Testing OLS Regression’s Breaking Point

The goal is to simulate how the Ordinary Least Squares linear regression estimator behaves under stress. According to the Gauss-Markov theorem, OLS is the “best” linear unbiased estimator only under assumptions. Your job is to quantify what happens when they aren’t. You’ll investigate two key properties of an estimator for a regression coefficient, \(\beta\):

  • Bias
  • Efficiency (Variance)

The Simulation Grid

You will create a simulation where you generate thousands of datasets and fit a regression model to each one. The key is to build a grid of conditions to test.

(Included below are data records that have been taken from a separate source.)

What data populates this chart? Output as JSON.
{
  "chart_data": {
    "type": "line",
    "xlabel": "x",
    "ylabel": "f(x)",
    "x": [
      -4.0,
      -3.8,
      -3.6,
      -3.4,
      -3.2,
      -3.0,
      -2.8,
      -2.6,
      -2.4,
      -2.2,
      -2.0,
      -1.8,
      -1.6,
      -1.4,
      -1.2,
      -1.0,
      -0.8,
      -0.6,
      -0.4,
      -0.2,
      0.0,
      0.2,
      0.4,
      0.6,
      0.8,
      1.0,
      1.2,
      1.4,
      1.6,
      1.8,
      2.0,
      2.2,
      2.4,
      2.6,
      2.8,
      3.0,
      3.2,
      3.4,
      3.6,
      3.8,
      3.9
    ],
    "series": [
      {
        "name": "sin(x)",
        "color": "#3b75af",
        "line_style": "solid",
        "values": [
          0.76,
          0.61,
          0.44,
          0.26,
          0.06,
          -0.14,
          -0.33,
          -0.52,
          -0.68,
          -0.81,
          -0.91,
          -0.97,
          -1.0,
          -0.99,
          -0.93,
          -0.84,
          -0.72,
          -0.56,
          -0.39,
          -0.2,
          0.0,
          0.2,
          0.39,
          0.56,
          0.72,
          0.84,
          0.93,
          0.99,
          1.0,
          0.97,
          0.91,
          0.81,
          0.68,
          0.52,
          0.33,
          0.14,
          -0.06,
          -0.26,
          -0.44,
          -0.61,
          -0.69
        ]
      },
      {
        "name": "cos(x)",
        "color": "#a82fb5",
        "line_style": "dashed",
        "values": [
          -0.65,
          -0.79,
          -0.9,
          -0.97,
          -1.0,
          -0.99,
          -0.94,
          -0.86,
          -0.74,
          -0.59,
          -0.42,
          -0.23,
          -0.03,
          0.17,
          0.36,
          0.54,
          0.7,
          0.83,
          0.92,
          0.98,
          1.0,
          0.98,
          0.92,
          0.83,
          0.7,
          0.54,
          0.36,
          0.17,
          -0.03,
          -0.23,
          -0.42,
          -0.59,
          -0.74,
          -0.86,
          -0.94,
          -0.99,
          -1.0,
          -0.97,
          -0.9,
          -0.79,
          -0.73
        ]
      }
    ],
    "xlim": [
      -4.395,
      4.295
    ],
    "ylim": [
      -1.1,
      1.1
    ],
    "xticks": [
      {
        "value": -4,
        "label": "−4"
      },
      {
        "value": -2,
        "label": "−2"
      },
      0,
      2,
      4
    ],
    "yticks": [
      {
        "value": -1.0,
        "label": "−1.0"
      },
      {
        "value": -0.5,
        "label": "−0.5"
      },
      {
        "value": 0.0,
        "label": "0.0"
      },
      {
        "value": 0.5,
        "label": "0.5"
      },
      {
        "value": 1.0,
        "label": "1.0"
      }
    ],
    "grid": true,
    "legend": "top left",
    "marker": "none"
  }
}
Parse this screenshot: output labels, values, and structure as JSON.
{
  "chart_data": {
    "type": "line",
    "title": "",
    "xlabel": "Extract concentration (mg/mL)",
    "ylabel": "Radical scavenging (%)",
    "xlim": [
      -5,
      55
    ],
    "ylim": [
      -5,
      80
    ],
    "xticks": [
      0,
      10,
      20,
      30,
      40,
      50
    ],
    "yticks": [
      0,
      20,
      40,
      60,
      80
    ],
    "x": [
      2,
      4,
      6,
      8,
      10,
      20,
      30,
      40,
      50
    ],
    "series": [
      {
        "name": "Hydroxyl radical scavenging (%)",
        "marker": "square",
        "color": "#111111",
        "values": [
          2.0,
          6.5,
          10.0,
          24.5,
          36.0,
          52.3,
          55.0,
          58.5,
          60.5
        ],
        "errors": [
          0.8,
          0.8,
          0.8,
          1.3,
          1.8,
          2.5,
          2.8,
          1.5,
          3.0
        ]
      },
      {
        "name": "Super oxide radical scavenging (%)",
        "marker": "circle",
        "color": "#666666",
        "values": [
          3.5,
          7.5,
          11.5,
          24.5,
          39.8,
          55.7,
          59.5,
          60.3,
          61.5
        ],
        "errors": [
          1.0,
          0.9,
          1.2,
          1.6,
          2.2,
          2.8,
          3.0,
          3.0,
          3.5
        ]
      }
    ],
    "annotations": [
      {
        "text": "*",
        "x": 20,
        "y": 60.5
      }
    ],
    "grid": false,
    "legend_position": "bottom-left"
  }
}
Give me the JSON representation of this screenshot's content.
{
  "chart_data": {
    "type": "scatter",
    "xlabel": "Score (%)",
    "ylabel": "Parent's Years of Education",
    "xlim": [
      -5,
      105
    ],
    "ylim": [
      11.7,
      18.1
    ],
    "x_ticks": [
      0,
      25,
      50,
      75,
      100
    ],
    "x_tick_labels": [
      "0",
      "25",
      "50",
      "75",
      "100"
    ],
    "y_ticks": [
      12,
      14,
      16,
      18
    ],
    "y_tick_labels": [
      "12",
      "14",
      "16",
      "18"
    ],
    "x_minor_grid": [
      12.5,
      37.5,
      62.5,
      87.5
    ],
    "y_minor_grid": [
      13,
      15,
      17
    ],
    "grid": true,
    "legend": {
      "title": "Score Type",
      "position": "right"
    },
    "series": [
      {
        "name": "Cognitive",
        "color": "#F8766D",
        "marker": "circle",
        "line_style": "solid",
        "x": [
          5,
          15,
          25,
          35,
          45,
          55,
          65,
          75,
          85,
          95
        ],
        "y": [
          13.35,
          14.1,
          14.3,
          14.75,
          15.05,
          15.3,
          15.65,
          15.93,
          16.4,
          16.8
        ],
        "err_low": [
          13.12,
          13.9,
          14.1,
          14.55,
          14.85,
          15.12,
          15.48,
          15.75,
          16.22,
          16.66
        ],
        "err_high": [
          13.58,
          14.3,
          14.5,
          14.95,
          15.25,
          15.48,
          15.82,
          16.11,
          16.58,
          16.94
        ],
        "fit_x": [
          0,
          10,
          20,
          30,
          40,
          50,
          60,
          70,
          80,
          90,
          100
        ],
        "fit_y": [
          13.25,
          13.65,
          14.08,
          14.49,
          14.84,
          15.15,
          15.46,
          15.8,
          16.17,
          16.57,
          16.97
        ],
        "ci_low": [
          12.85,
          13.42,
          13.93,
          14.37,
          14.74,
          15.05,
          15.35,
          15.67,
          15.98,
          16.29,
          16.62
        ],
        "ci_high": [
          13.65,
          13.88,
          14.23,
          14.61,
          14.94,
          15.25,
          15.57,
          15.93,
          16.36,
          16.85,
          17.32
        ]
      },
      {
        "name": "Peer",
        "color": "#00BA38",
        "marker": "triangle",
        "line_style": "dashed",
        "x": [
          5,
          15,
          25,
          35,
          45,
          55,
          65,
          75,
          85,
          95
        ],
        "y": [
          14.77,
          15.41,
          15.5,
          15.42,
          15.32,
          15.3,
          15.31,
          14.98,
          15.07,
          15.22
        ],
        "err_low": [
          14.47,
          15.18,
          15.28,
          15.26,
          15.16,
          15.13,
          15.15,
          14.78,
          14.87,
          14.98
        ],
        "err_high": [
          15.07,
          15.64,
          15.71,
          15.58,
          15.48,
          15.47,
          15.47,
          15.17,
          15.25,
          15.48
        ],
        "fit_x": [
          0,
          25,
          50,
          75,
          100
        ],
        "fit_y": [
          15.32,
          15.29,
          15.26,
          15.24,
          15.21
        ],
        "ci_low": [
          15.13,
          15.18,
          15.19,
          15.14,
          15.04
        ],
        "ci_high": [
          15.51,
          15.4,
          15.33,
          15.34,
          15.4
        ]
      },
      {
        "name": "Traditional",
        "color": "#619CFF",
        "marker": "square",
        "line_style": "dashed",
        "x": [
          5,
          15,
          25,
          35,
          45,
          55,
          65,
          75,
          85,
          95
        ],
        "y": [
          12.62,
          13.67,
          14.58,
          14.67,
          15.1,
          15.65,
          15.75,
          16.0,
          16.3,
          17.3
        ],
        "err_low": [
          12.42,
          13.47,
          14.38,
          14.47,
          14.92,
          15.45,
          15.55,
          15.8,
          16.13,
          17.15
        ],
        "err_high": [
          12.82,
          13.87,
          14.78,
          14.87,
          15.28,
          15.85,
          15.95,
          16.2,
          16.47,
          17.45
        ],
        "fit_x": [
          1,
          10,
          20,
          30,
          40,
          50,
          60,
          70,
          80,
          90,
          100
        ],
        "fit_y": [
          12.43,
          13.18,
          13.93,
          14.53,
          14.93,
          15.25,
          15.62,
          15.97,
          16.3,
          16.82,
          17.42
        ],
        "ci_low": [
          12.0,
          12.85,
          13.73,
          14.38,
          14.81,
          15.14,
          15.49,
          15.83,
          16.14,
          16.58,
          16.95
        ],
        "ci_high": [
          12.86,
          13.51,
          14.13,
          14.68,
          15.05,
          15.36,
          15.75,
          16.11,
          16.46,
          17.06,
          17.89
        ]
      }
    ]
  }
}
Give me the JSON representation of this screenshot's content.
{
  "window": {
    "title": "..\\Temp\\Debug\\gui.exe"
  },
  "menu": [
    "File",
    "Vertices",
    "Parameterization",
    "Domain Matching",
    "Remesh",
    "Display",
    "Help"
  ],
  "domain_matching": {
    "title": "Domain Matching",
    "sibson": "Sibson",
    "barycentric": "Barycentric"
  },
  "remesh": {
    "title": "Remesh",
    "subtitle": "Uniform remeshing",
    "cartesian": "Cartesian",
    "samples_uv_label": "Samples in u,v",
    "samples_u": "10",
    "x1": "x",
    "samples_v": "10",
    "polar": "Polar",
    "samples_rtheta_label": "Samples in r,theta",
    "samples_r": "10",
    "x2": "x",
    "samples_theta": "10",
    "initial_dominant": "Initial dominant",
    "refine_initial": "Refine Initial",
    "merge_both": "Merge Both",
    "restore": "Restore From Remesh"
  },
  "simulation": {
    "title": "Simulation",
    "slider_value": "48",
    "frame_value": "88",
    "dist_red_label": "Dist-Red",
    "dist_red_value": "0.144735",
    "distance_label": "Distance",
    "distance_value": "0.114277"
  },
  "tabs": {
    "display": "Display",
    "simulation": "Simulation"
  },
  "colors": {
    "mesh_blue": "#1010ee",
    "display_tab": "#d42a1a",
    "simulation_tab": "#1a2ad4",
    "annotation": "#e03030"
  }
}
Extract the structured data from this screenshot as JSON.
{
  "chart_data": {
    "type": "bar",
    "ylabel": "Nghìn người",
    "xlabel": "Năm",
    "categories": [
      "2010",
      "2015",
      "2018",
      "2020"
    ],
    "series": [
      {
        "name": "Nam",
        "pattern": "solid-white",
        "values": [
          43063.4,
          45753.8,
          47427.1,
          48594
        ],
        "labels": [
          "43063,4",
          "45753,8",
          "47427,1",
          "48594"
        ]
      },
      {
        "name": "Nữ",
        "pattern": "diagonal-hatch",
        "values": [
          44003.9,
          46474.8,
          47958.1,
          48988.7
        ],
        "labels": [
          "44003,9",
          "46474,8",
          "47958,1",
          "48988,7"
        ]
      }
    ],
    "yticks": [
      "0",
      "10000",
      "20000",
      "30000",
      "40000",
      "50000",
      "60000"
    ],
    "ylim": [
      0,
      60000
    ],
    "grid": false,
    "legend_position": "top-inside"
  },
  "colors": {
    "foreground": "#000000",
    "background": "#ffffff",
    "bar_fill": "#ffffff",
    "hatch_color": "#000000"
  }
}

Each task in your Slurm job array will handle one unique combination of these conditions.

Simulation Parameters to Vary:

  • Sample Size (n): How does the number of data points affect performance?

  • Values: 50, 100, 500, 1000, 5000

  • Degree of Heteroscedasticity (alpha): This is a violation of the “constant variance” assumption. We’ll make the error variance depend on the independent variable \(x\).

  • \(x \sim N(0,1)\)

  • \(\beta = 1\)

  • The error term \(\epsilon\) will be drawn from \(N(0, \exp(\alpha x))\).

  • Values for alpha: 0 (no violation), 0.5 (mild), 1.0 (strong), 2.0 (extreme).

  • Degree of Autocorrelation (\(\rho\)): This violates the “independent errors” assumption, common in time-series data.

  • The error term \(\epsilon_i\) will be calculated as \(\epsilon_i = \epsilon_{i −1} + w_i\), where \(w_i \sim N(0,2)\).

  • Values: 0 (no violation), 0.25 (mild), 0.5 (strong), 0.9 (extreme).

Your full experiment will be a grid of 5 (\(n\)) x 4 (\(\alpha\)) x 4 (\(\rho\)) = 80 unique scenarios. For each scenario, run \(1000\) replications. Evaluate both bias and standard error. Run your simulation on the cluster using a SLURM array job.

Include your code and a no more than two page write up of results in your git repository and push your changes.